Appel à mobilisation pour la défense des jardins ouvriers !

Ce dimanche 23 Mai 2021, après des mois de lutte contre la destruction de près d’un tiers des jardins ouvriers des Vertus, nous, Collectif de Défense des Jardins des Vertus, déclarons ces jardins en danger imminent et appelons à une occupation dès aujourd’hui sous le nom de JAD pour Jardins à Défendre. Il est temps d’ouvrir ces terres communes aux personnes qui souhaitent les protéger et les faire vivre. Une terre vivante ne peut être remplacée par la construction d’un spa/solarium adossé au projet de piscine d’entraînement des Jeux Olympiques. Face au béton, veillons ensemble sur les JAD d’Aubervilliers.

Depuis près de cent ans, les Jardins ouvriers d’Aubervilliers prolongent l’histoire maraîchère de la Seine-Saint-Denis, sur 7 hectares ceinturant le Fort. Ces espaces naturels sont un patrimoine précieux avec une riche biodiversité ; ce sont des terres nourricières permettant une alimentation locale pour de nombreuses familles ; elles sont entretenues toute l’année par des jardiniers et jardinières qui y ont tissé des liens ; c’est le lieu où de nombreuses personnes viennent s’aérer le corps et l’esprit et se rafraîchir les soirs d’été lorsque les logements sont irrespirables.

Aujourd’hui, 10 180 m² de jardins ouvriers et 37 000 m² de bois risquent de disparaître sous le béton.

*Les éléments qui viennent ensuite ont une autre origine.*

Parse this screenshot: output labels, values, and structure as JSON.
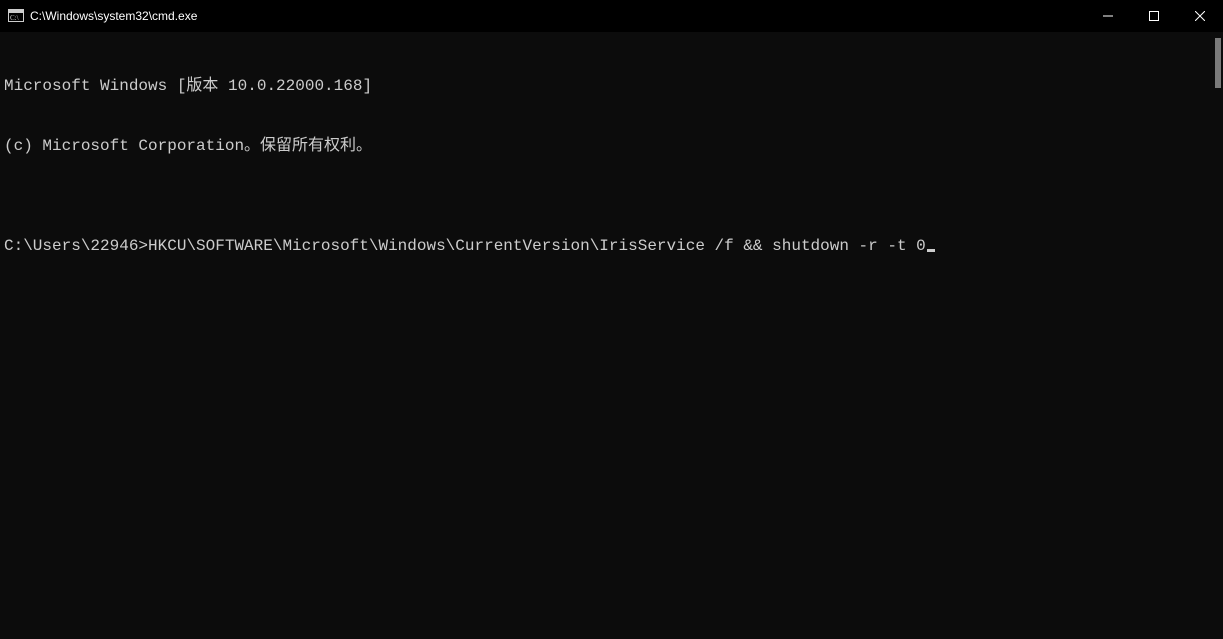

Le premier chantier programmé pour la destruction des jardins est la construction d’un solarium, attaché à une piscine d’entraînement des nageurs olympiques de Paris 2024. La nécessité d’un équipement aquatique à Aubervilliers n’est pas remise en cause, il serait utile aux scolaires et aux habitant·es des environs. De plus, ladite piscine est implantée à l’emplacement d’un parking existant et n’impose pas la destruction des jardins. Cependant, c’est le gigantisme de ce projet qui pose problème : une piscine olympique est bien trop chère à construire et entretenir comparée à une piscine de quartier. C’est en partie pour rentabiliser ce trop grand équipement que ses promoteurs ont prévu une extension, le solarium, qui vient détruire inutilement les jardins ouvriers. Cette aberration n’est que la suite d’une longue série, qui a déjà entraîné l’artificialisation de toute l’ancienne Plaine des Vertus et pourrait bien aller jusqu’à la destruction de tous les jardins ouvriers d’Aubervillers et de Pantin : gare de la ligne 15 du Grand Paris Express, complexe hôtelier, éco-quartier…

À Aubervilliers, la préservation de ces jardins est une nécessité. La ville compte 1,42 m² d’espaces « verts » par habitant·e [1]. À l’heure de la débâcle écologique, sanitaire et sociale, perdre un hectare de surface cultivable en plein cœur de la Seine Saint-Denis, dans la deuxième ville la plus pauvre de métropole est un écocide. Ce qui sera détruit sera irrémédiablement perdu. Les logiques de compensation que Grand Paris Aménagement, la Solideo, la Mairie d’Aubervilliers, le comité de l’association des Vertus essaient de vendre n’arrangent que les bétonneurs et la spéculation immobilière. Pendant que les plaquettes des promoteurs vantent honteusement leur éco quartier en béton et leur solarium inabordable, sur les Jardins nous construisons à partir de récup, nous réutilisons, nous compostons, nous mangeons ce qui pousse ou ce qui allait être gaspillé, nous construisons à la main en terre et paille, nous faisons pousser, nous ménageons, nous cohabitons, nous laissons vivre.

Le solarium et les équipements olympiques gigantesques ne sont pas la priorité des habitant·es du voisinage. Il est incompréhensible de dépenser des millions d’euros dans la maintenance d’un centre aquatique démesuré qui risque d’endetter la ville sur le long terme, au nom de 15 jours de compétition sportive en 2024. En refusant de prendre en compte des modifications quand cela était possible, le chantier a déjà pris 7 mois de retard, et il n’est même pas sûr qu’il soit prêt à temps ! Il est temps de changer de plan. Ces projets ne font pas partie du futur, mais du passé.

Notes

[1Alors que l’objectif affiché de la Région, comme celle de l’OMS, est de 10 m² d’espaces verts par habitant·e.